-
جان ناکرده به جانان تاختن ** گر هزارانست باشد نیم تن
- Canana ulaşmayan, sevgiliye kavuşmaya çalışmayan can, binlerce bile olsa yarım tenden ibarettir.
-
آن یکی بس دور بین و دیدهکور ** از سلیمان کور و دیده پای مور
- Üç kişinin birisi pek uzakları görürdü, fakat gözü kör; Süleyman’ı görmezdi de karıncanın ayağını görürdü!
-
و آن دگر بس تیزگوش و سخت کر ** گنج و در وی نیست یک جو سنگ زر 2610
- Öbürü pek keskin işitirdi, fakat sağır! Âdeta bir defineydi. İçinde yarım arpa kadar bile altın yok!
-
وآن دگر عور و برهنه لاشهباز ** لیک دامنهای جامهی او دراز
- Üçüncüsü çırılçıplak, edep yeri açık bir adamdı. Elbisesinin etekleri uzun!
-
گفت کور اینک سپاهی میرسند ** من همیبینم که چه قومند و چند
- Kör dedi ki: “İşte bak, şuracıktan atlılar gelmekte.
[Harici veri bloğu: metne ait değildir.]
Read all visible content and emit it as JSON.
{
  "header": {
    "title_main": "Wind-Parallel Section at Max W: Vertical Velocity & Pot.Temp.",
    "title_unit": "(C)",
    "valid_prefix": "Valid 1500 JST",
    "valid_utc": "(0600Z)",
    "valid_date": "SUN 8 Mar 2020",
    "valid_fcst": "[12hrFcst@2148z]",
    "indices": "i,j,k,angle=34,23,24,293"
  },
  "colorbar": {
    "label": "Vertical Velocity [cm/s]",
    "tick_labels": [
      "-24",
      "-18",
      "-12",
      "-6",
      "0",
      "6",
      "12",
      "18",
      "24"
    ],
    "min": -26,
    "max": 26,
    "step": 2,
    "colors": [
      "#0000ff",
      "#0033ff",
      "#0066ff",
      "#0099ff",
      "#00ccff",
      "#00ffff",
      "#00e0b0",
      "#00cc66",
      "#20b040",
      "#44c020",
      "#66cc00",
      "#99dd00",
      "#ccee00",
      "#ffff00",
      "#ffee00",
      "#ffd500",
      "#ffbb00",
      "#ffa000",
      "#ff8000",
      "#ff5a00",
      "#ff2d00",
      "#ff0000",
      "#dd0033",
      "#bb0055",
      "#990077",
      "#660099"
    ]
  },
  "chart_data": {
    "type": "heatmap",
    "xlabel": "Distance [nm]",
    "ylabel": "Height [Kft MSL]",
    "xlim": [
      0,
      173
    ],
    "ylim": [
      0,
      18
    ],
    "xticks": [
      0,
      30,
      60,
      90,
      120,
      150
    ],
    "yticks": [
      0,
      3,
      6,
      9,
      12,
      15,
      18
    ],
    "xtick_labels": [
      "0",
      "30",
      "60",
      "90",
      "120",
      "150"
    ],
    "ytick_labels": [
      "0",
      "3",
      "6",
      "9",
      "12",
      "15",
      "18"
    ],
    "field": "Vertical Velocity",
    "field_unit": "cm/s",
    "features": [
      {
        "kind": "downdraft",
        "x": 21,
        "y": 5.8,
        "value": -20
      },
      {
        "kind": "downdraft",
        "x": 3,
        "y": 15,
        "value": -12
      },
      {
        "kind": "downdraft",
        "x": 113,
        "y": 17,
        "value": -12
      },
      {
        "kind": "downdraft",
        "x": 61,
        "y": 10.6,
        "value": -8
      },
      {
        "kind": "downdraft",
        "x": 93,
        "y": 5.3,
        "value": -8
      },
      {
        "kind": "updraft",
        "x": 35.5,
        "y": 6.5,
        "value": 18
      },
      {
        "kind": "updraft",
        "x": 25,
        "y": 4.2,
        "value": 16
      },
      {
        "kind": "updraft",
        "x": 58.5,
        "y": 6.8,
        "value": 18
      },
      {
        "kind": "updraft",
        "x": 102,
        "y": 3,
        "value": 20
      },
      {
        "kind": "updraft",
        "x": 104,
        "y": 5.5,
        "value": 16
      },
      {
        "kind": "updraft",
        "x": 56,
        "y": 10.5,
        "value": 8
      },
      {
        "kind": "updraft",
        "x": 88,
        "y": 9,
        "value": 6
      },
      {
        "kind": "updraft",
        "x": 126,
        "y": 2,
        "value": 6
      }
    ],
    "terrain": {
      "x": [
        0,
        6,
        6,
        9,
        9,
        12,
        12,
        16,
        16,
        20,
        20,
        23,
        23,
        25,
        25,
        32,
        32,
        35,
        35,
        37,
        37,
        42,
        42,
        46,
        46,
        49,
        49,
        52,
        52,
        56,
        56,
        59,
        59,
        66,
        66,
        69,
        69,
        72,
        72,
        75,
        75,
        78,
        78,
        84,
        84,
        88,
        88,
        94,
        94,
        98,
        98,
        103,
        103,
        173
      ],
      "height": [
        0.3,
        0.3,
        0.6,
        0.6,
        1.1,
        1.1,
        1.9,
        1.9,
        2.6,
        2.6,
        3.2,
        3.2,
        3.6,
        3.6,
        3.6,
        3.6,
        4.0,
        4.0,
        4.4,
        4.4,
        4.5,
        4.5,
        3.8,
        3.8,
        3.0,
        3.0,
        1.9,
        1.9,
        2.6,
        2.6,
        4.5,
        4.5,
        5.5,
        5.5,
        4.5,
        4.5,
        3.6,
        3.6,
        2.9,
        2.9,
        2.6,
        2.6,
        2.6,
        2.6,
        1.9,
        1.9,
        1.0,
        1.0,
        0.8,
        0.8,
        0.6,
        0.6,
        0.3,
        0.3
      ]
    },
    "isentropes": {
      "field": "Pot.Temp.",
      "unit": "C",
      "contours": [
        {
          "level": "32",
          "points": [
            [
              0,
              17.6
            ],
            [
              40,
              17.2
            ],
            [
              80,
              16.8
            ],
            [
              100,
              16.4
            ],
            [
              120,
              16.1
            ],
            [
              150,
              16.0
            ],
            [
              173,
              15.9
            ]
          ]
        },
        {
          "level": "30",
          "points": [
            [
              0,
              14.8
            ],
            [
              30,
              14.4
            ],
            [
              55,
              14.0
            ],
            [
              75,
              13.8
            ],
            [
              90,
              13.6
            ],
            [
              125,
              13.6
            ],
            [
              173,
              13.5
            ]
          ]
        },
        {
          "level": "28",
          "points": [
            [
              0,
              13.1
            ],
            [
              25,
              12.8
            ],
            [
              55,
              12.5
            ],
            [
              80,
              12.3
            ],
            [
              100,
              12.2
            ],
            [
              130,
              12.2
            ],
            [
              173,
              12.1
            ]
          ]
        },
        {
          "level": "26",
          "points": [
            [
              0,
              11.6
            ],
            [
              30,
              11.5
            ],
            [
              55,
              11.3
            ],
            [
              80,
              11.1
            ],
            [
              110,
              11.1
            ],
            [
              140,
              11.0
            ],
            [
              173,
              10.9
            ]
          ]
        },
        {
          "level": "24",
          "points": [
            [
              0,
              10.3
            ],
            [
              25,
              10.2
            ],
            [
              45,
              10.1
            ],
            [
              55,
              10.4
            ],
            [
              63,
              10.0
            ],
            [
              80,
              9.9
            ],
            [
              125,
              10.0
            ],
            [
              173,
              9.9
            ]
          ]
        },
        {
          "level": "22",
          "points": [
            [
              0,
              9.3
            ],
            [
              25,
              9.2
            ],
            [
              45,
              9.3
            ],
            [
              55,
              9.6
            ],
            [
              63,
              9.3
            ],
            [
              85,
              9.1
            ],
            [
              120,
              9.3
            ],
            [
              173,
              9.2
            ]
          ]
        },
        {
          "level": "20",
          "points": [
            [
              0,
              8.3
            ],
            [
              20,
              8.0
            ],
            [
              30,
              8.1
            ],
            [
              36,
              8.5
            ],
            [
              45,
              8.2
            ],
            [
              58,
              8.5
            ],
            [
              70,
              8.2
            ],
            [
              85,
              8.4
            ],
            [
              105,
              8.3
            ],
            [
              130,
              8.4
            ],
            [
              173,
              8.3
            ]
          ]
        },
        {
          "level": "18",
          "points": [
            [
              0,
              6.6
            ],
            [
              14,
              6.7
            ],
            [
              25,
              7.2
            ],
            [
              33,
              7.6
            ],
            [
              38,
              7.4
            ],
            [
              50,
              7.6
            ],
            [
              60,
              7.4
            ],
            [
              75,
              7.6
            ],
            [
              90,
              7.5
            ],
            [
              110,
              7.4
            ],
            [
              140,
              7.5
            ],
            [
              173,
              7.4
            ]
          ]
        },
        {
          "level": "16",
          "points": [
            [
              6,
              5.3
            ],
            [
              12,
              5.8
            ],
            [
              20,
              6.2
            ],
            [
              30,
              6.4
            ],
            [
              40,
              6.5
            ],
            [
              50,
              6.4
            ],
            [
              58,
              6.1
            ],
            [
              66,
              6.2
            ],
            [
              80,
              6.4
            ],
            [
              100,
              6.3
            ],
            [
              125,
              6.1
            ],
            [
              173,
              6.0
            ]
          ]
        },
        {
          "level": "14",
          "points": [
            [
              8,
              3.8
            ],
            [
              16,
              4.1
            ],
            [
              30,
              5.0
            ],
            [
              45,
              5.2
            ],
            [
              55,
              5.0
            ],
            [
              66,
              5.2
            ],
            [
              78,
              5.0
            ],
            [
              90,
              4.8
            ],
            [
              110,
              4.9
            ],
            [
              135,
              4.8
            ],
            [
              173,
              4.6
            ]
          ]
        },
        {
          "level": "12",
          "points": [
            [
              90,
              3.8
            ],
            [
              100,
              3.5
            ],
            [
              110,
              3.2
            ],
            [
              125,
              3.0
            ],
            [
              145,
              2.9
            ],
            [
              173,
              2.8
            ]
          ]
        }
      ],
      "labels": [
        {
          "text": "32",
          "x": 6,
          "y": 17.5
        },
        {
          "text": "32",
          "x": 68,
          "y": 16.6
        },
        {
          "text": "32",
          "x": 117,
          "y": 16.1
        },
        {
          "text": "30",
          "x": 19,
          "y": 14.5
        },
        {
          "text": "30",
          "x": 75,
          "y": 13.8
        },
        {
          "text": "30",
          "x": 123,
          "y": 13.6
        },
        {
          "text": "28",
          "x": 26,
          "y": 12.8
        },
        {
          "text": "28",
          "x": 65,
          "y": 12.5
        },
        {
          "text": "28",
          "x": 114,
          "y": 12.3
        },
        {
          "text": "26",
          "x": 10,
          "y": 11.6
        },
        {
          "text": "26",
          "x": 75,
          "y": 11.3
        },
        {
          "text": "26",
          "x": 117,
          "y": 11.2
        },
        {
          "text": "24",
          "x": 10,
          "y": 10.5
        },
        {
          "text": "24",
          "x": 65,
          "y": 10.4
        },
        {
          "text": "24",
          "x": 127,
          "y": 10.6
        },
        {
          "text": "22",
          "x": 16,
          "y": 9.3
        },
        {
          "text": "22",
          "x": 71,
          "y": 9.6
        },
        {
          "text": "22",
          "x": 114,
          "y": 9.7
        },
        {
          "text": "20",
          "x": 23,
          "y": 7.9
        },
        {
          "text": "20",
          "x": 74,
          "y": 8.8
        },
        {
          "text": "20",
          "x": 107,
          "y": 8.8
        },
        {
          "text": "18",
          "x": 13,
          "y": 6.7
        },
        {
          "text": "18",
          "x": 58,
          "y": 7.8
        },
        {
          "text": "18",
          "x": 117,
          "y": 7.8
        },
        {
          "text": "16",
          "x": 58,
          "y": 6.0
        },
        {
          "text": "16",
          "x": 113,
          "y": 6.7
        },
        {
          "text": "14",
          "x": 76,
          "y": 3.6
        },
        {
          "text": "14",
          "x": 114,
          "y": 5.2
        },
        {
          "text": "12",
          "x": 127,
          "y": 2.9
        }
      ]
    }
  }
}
Onların hangi kavimden olduklarını ve kaç kişiden ibaret bulunduklarını görüyorum.”
-
گفت کر آری شنودم بانگشان ** که چه میگویند پیدا و نهان
- Sağır “ Evet, ben de seslerini duydum, gizli açık ne söylüyorlarsa işittim” dedi.
-
آن برهنه گفت ترسان زین منم ** که ببرند از درازی دامنم
- Çıplak “Benim korkum da şundan: Gelirlerse elbisemin eteğini keserler!” dedi.
-
کور گفت اینک به نزدیک آمدند ** خیز بگریزیم پیش از زخم و بند 2615
- Kör dedi ki: “İşte bak, yaklaştılar. Hadi onlar gelip çatmadan, bizi yakalayıp dövmeden, bağlamadan biz kaçalım.”
-
کر همیگوید که آری مشغله ** میشود نزدیکتر یاران هله
- Sağır dedi ki: “ Hakikaten dostlar, gürültü gittikçe yaklaşıyor, haydin!
-
آن برهنه گفت آوه دامنم ** از طمع برند و من ناآمنم
- Çıplak, eyvahlar olsun, dedi… Gelirlerse tamah ederler, elbisemi alırlar, ben hiç emin değilim!